Kit QBT de test de captage des acides gras
Les protocoles traditionnels de suivi du captage des acides gras à l’aide de la radioactivité nécessitent souvent une lyse des cellules et un traitement à très basse température. Ils sont donc coûteux, lents et inadaptés au criblage à haut débit. Les protocoles utilisant la fluorescence nécessitent généralement l’utilisation d’instruments de tri de cellules activés par la fluorescence (fluorescence activated cell sorter, FACS) de faible débit, ou encore un lavage de cellules qui peut gravement nuire à l’intégrité des fragiles adipocytes utilisés dans ces tests.
Le test QBT Fatty Acid Uptake utilise un analogue d’acide gras fluorescent, l’acide dodécanoïque, BODIPY®, associé à notre technologie de désactivation exclusive.
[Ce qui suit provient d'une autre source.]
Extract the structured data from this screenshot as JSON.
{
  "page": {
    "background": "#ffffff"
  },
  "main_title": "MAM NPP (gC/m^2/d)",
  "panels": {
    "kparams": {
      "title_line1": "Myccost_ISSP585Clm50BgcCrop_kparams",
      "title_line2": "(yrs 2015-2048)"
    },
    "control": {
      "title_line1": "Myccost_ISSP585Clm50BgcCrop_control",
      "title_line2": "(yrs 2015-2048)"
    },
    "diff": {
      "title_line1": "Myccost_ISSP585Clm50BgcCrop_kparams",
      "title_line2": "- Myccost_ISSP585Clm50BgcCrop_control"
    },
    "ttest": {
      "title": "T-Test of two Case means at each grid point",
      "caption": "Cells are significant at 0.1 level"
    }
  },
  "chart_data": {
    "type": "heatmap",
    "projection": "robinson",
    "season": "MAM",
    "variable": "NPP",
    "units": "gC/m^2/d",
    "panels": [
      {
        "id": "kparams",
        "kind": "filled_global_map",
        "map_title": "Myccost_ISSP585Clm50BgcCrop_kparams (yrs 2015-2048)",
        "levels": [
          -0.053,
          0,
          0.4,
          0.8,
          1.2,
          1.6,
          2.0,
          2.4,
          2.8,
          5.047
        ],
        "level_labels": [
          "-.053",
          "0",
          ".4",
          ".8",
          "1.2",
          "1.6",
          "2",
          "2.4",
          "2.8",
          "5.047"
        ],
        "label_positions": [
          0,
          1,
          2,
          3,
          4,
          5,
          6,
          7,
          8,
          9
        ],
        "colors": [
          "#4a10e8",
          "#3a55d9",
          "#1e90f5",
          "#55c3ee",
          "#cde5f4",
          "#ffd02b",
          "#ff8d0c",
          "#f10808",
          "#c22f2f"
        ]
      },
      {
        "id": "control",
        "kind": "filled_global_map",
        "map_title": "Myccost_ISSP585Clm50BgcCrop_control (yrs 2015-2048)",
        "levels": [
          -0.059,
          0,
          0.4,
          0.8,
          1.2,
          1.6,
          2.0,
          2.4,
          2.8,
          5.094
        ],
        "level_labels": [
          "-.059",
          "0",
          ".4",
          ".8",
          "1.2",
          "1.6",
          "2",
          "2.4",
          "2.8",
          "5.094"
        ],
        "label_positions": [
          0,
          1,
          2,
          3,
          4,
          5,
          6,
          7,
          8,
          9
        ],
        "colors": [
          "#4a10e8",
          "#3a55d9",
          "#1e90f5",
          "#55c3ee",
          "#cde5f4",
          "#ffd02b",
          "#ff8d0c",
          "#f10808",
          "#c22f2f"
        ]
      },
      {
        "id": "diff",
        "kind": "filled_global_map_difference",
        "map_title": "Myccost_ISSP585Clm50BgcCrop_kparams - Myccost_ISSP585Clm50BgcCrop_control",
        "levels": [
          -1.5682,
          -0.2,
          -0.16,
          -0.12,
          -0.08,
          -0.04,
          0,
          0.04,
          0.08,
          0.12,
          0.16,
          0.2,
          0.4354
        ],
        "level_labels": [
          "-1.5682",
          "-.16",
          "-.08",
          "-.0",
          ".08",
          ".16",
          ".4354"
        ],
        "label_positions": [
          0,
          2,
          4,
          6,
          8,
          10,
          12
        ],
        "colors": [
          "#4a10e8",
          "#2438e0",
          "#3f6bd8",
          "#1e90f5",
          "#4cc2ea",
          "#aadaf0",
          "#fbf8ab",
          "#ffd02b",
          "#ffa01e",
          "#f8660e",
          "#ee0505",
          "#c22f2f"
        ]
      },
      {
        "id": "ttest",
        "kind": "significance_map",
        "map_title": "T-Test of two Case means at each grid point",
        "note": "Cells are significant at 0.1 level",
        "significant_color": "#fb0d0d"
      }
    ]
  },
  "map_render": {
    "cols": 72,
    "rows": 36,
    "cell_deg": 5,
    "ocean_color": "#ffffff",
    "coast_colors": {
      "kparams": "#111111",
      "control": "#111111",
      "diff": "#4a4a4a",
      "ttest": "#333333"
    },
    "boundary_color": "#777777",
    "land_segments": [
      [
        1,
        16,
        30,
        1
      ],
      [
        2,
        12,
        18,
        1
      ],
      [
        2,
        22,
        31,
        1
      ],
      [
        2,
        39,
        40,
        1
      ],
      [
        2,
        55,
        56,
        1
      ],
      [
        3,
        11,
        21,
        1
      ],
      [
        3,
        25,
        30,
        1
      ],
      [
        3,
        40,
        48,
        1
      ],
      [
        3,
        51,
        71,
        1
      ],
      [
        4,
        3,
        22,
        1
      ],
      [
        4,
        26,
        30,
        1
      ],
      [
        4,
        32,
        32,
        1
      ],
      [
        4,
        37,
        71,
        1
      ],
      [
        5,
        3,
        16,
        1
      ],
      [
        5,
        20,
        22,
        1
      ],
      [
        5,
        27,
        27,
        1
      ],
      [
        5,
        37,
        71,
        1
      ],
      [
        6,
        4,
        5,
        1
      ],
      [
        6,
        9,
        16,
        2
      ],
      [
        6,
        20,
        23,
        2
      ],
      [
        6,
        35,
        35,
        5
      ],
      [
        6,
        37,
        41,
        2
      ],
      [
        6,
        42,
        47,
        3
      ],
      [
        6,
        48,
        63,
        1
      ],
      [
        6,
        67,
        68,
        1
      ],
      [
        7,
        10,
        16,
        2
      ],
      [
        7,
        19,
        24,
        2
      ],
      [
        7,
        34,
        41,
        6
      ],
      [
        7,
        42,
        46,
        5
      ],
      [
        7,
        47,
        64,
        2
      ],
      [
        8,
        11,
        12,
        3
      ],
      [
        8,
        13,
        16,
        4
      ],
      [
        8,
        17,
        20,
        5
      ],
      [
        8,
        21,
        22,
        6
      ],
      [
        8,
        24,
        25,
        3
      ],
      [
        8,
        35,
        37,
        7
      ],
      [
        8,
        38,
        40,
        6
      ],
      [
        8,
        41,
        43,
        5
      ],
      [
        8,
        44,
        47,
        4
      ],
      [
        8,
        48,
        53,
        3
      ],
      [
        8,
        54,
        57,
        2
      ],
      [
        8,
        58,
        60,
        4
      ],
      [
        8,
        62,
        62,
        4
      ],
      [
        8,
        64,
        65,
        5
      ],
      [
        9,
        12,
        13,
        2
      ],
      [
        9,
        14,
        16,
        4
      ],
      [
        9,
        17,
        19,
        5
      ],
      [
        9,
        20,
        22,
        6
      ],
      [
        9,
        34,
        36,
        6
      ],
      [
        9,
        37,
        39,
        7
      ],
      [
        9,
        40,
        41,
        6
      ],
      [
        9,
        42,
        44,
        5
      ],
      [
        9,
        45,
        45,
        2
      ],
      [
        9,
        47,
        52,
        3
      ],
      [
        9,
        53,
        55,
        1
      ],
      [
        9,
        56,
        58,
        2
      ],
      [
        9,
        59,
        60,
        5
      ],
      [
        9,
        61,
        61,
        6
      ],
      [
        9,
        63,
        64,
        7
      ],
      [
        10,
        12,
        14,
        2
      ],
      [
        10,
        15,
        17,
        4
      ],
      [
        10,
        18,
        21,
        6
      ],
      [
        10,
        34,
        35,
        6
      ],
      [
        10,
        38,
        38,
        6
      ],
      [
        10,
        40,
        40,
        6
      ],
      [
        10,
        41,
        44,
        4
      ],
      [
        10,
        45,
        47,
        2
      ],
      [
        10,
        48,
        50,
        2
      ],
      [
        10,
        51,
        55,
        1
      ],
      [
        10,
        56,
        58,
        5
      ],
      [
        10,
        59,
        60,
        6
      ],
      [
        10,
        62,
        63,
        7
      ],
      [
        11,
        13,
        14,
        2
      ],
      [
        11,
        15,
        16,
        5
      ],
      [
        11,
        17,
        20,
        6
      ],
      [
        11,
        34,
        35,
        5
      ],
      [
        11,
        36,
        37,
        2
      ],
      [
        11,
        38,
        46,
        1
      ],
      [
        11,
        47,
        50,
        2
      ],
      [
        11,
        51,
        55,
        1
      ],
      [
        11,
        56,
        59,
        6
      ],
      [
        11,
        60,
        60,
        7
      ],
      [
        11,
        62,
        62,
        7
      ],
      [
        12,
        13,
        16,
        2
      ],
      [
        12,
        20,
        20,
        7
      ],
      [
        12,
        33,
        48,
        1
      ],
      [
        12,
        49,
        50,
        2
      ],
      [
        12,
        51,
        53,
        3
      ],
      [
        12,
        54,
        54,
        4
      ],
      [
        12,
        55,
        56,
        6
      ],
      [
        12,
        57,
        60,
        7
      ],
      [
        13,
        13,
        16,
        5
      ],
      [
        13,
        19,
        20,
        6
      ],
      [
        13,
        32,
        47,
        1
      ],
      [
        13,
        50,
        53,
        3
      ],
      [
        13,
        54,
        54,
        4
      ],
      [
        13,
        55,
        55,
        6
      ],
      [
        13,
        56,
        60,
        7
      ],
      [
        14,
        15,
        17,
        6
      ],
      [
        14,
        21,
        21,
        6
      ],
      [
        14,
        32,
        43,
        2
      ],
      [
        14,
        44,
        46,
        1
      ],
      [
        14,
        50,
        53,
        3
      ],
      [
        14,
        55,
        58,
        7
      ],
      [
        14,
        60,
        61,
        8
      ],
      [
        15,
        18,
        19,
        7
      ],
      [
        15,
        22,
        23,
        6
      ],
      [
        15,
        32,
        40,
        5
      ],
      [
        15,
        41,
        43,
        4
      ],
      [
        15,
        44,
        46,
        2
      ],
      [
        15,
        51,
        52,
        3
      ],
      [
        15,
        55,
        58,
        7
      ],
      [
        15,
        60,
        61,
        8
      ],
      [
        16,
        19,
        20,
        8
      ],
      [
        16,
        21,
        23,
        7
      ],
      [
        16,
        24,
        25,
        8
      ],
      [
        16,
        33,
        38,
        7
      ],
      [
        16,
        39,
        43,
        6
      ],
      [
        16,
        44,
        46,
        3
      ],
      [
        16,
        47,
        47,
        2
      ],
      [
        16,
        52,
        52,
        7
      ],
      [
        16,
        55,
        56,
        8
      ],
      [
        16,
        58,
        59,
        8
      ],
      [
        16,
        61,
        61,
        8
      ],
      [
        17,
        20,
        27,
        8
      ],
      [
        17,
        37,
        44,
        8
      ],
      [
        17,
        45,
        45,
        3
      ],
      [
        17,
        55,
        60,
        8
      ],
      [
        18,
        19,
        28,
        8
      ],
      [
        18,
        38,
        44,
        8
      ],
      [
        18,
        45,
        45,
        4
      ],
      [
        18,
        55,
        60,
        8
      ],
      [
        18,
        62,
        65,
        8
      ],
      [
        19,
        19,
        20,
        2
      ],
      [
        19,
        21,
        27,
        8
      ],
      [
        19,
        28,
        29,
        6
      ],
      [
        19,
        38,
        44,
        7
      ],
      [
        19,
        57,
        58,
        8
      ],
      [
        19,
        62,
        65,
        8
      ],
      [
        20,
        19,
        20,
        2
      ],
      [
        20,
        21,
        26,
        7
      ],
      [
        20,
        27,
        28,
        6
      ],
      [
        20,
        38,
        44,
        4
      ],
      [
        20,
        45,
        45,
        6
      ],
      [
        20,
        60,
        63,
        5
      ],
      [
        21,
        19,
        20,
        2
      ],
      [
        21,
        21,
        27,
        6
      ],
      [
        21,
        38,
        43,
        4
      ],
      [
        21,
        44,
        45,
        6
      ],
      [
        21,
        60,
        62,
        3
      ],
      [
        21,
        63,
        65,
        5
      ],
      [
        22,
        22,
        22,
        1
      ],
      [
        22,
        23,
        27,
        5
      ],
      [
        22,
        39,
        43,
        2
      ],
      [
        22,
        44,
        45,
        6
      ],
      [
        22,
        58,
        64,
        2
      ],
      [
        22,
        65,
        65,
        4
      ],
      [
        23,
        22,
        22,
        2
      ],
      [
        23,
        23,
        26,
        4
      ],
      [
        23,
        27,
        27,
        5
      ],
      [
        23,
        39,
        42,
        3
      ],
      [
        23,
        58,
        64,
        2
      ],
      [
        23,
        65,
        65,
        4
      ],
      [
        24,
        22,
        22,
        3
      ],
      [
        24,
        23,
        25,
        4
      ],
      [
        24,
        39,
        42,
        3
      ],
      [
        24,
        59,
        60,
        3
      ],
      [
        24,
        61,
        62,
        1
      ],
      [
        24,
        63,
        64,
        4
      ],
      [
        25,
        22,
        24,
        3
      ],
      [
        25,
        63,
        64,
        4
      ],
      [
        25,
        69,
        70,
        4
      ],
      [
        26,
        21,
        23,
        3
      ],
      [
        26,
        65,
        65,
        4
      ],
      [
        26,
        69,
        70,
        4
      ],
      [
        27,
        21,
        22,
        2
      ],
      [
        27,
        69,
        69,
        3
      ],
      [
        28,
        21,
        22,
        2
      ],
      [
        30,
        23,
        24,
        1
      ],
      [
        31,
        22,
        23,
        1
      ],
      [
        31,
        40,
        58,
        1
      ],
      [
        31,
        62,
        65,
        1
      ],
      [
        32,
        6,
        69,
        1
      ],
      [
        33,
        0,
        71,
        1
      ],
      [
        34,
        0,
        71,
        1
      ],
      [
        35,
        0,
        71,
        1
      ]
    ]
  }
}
L'étiquette BODIPY fournit un analogue idéal d’acide gras à longue chaîne qui se comporte comme des acides gras d'origine naturelle. C'est un substrat connu pour les transporteurs d’acide gras.
- Le format de ce test homogène et en une étape permet un criblage à haut débit.
- Le test par fluorescence avec technologie de désactivation exclusive permet aux utilisateurs de surveiller en temps réel les cinétiques d’assimilation dans les cellules vivantes.
- Il remplace les protocoles longs et fastidieux de test par fluorescence et radioactivité.
- La suppression des composés radioactifs réduit les coûts d’élimination et les risques liés aux tests radioactifs.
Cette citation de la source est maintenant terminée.